Stable Structures: Removing the Bounded Size Requirement

Hey everyone,

Stable structures is a Rust library built by DFINITY that allows canister developers to store tens of GiBs of data without the need for upgrade hooks.

We’ve received feedback from users that having to put an upper bound on the size of whatever can be stored in a StableBTreeMap makes the library difficult to use, and in many cases is a blocker for adoption altogether. This limitation is also shared by other stable structures, like StableVec.

Currently, to store a type in a StableBTreeMap, the developer needs to implement both the Storable and BoundedStorable traits:

pub trait Storable {
    fn to_bytes(&self) -> Cow<[u8]>;
    fn from_bytes(bytes: Cow<[u8]>) -> Self;
}

pub trait BoundedStorable: Storable {
    const MAX_SIZE: u32;
    const IS_FIXED_SIZE: bool;
}

Implementing the BoundedStorable trait requires specifying a MAX_SIZE - an upper bound on the number of bytes this type can use when serialized. This was initially introduced because it simplifies memory management.

To improve the usability of this library, we’re now working on removing the requirement of having types be bounded. We’ll still allow developers to specify bounds, as that can be useful in making memory optimizations internally, but it would be optional.

There are two solutions we have in mind:

Solution #1: Introduce “Unbounded” types

  • The BoundedStorable and Storable traits are kept as-is.
  • Rust doesn’t support specializations based on generics, so to support unbounded types, we’d need to introduce new stable structures: UnboundedStableBTreeMap, UnboundedStableVec, etc.
  • These unbounded types, because of how Rust generics work, will not have access to the bounds of the types if they exist, and can therefore not make optimizations based on that information. For example, if the structure can know that the type is a u8 (a small, fixed-size type), it can store it in a way that’s more efficient than an unbounded type, but it won’t be able to make that optimization with this approach as it can’t have access to this information.
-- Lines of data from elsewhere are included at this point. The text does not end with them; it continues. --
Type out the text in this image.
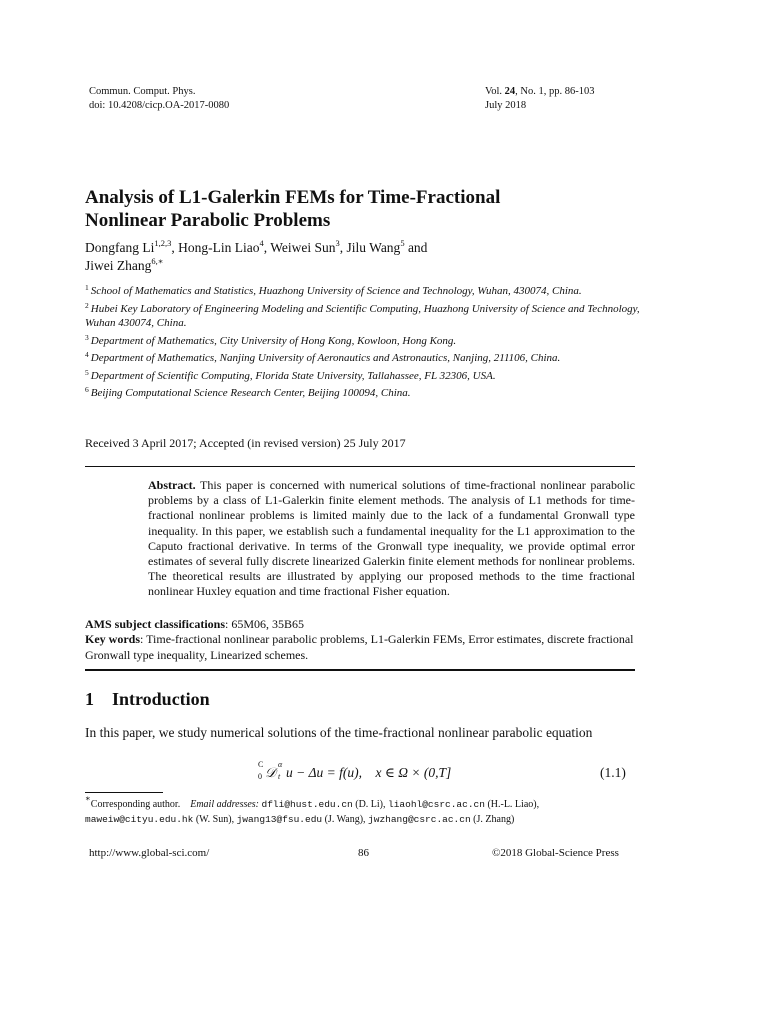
Commun. Comput. Phys.
doi: 10.4208/cicp.OA-2017-0080
Vol. 24, No. 1, pp. 86-103
July 2018
Analysis of L1-Galerkin FEMs for Time-Fractional
Nonlinear Parabolic Problems
Dongfang Li$^{1,2,3}$, Hong-Lin Liao$^4$, Weiwei Sun$^3$, Jilu Wang$^5$ and
Jiwei Zhang$^{6,∗}$
$^1$ School of Mathematics and Statistics, Huazhong University of Science and Technology, Wuhan, 430074, China.
$^2$ Hubei Key Laboratory of Engineering Modeling and Scientific Computing, Huazhong University of Science and Technology, Wuhan 430074, China.
$^3$ Department of Mathematics, City University of Hong Kong, Kowloon, Hong Kong.
$^4$ Department of Mathematics, Nanjing University of Aeronautics and Astronautics, Nanjing, 211106, China.
$^5$ Department of Scientific Computing, Florida State University, Tallahassee, FL 32306, USA.
$^6$ Beijing Computational Science Research Center, Beijing 100094, China.
Received 3 April 2017; Accepted (in revised version) 25 July 2017
Abstract. This paper is concerned with numerical solutions of time-fractional nonlinear parabolic problems by a class of L1-Galerkin finite element methods. The analysis of L1 methods for time-fractional nonlinear problems is limited mainly due to the lack of a fundamental Gronwall type inequality. In this paper, we establish such a fundamental inequality for the L1 approximation to the Caputo fractional derivative. In terms of the Gronwall type inequality, we provide optimal error estimates of several fully discrete linearized Galerkin finite element methods for nonlinear problems. The theoretical results are illustrated by applying our proposed methods to the time fractional nonlinear Huxley equation and time fractional Fisher equation.
AMS subject classifications: 65M06, 35B65
Key words: Time-fractional nonlinear parabolic problems, L1-Galerkin FEMs, Error estimates, discrete fractional Gronwall type inequality, Linearized schemes.
1 Introduction
In this paper, we study numerical solutions of the time-fractional nonlinear parabolic equation
C
0 𝒟
α
t u − Δu = f(u), x ∈ Ω × (0,T]	(1.1)
∗Corresponding author. Email addresses: dfli@hust.edu.cn (D. Li), liaohl@csrc.ac.cn (H.-L. Liao),
maweiw@cityu.edu.hk (W. Sun), jwang13@fsu.edu (J. Wang), jwzhang@csrc.ac.cn (J. Zhang)
http://www.global-sci.com/	86	©2018 Global-Science Press
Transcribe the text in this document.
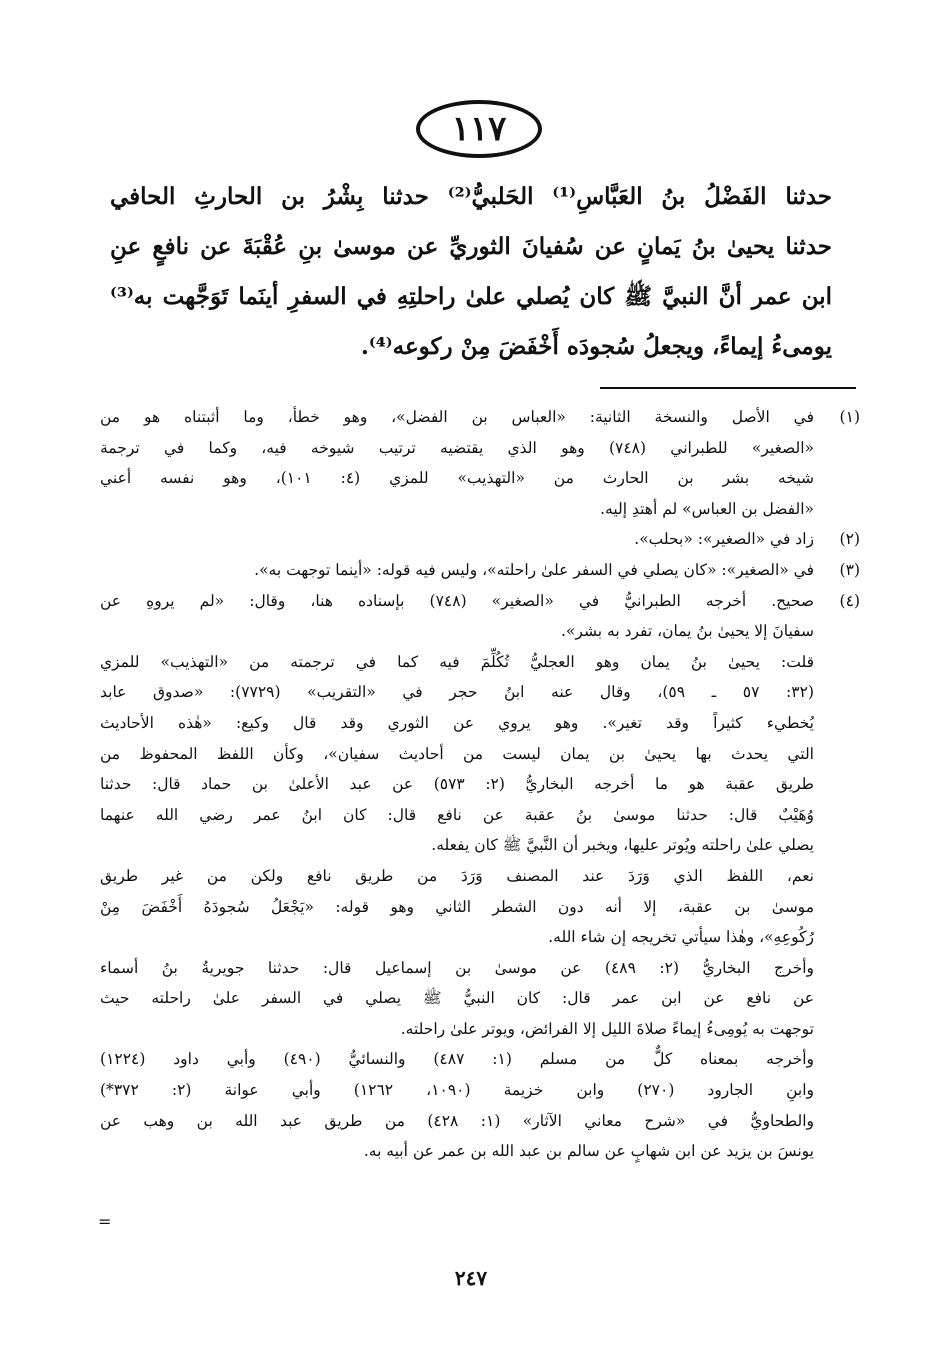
١١٧
حدثنا الفَضْلُ بنُ العَبَّاسِ⁽¹⁾ الحَلبيُّ⁽²⁾ حدثنا بِشْرُ بن الحارثِ الحافي
حدثنا يحيىٰ بنُ يَمانٍ عن سُفيانَ الثوريِّ عن موسىٰ بنِ عُقْبَةَ عن نافعٍ عنِ
ابن عمر أنَّ النبيَّ ﷺ كان يُصلي علىٰ راحلتِهِ في السفرِ أينَما تَوَجَّهت به⁽³⁾
يومىءُ إيماءً، ويجعلُ سُجودَه أَخْفَضَ مِنْ ركوعه⁽⁴⁾.
(١)
في الأصل والنسخة الثانية: «العباس بن الفضل»، وهو خطأ، وما أثبتناه هو من
«الصغير» للطبراني (٧٤٨) وهو الذي يقتضيه ترتيب شيوخه فيه، وكما في ترجمة
شيخه بشر بن الحارث من «التهذيب» للمزي (٤: ١٠١)، وهو نفسه أعني
«الفضل بن العباس» لم أهتدِ إليه.
(٢)
زاد في «الصغير»: «بحلب».
(٣)
في «الصغير»: «كان يصلي في السفر علىٰ راحلته»، وليس فيه قوله: «أينما توجهت به».
(٤)
صحيح. أخرجه الطبرانيُّ في «الصغير» (٧٤٨) بإسناده هنا، وقال: «لم يروهِ عن
سفيانَ إلا يحيىٰ بنُ يمان، تفرد به بشر».
قلت: يحيىٰ بنُ يمان وهو العجليُّ تُكُلِّمَ فيه كما في ترجمته من «التهذيب» للمزي
(٣٢: ٥٧ ـ ٥٩)، وقال عنه ابنُ حجر في «التقريب» (٧٧٢٩): «صدوق عابد
يُخطيء كثيراً وقد تغير». وهو يروي عن الثوري وقد قال وكيع: «هٰذه الأحاديث
التي يحدث بها يحيىٰ بن يمان ليست من أحاديث سفيان»، وكأن اللفظ المحفوظ من
طريق عقبة هو ما أخرجه البخاريُّ (٢: ٥٧٣) عن عبد الأعلىٰ بن حماد قال: حدثنا
وُهَيْبٌ قال: حدثنا موسىٰ بنُ عقبة عن نافع قال: كان ابنُ عمر رضي الله عنهما
يصلي علىٰ راحلته ويُوتر عليها، ويخبر أن النَّبيَّ ﷺ كان يفعله.
نعم، اللفظ الذي وَرَدَ عند المصنف وَرَدَ من طريق نافع ولكن من غير طريق
موسىٰ بن عقبة، إلا أنه دون الشطر الثاني وهو قوله: «يَجْعَلُ سُجودَهُ أَخْفَضَ مِنْ
رُكُوعِهِ»، وهٰذا سيأتي تخريجه إن شاء الله.
وأخرج البخاريُّ (٢: ٤٨٩) عن موسىٰ بن إسماعيل قال: حدثنا جويريةُ بنُ أسماء
عن نافع عن ابن عمر قال: كان النبيُّ ﷺ يصلي في السفر علىٰ راحلته حيث
توجهت به يُومِىءُ إيماءً صلاةَ الليل إلا الفرائض، ويوتر علىٰ راحلته.
وأخرجه بمعناه كلٌّ من مسلم (١: ٤٨٧) والنسائيُّ (٤٩٠) وأبي داود (١٢٢٤)
وابنِ الجارود (٢٧٠) وابن خزيمة (١٠٩٠، ١٢٦٢) وأبي عوانة (٢: ٣٧٢*)
والطحاويُّ في «شرح معاني الآثار» (١: ٤٢٨) من طريق عبد الله بن وهب عن
يونسَ بن يزيد عن ابن شهابٍ عن سالم بن عبد الله بن عمر عن أبيه به.
=
٢٤٧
Solution #2: Merge the BoundedStorable trait into the Storable trait

  • This solution works around Rust’s limitations with generic specializations and is implemented in this PR.
  • The BoundedStorable trait is removed, and the Storable trait is extended to include a BOUND field.
// ----------- Before -------------
pub trait Storable {
    fn to_bytes(&self) -> Cow<[u8]>;
    fn from_bytes(bytes: Cow<[u8]>) -> Self;
}

pub trait BoundedStorable: Storable {
    const MAX_SIZE: u32;
    const IS_FIXED_SIZE: bool;
}

// ----------- After -------------
pub trait Storable {
    fn to_bytes(&self) -> Cow<[u8]>;
    fn from_bytes(bytes: Cow<[u8]>) -> Self;

    /// The size bounds the type.
    const BOUND: Bound;
}

/// States whether the type's size is bounded or unbounded.
pub enum Bound {
    /// The type has no size bounds.
    Unbounded,

    /// The type has size bounds.
    Bounded {
        /// The maximum size, in bytes, of the type when serialized.
        max_size: u32,

        /// True if all the values of this type have fixed-width encoding.
        /// Some data structures, such as stable vector, can take
        /// advantage of fixed size to avoid storing an explicit entry
        /// size.
        ///
        /// Examples: little-/big-endian encoding of u16/u32/u64, tuples
        /// and arrays of fixed-size types.
        is_fixed_size: bool,
    },
}
  • Stable structures such as StableBTreeMap can then be modified to support both bounded and unbounded types, and performance optimizations can be made in case types are bounded.
  • The downside of this approach is that checking whether or not a bound exists now happens at run-time. Example:
    • If we have a stable structure that only supports bounded types, and you try to store an unbounded type, the code will compile, and only at run-time would you get an error that the type you’re trying to store is unbounded.
    • With solution #1, such errors would be detected at compile-time, since you’d need to implement BoundedStorable for that type.

I’d like to get your feedback on which approach you’d prefer and/or if you have other solutions in mind.

17 Likes

Hey, Islam!

In ic-stable-memory we have a SBox smart-pointer. This pointer is fixed in size and it points to a location on stable memory where some data lies.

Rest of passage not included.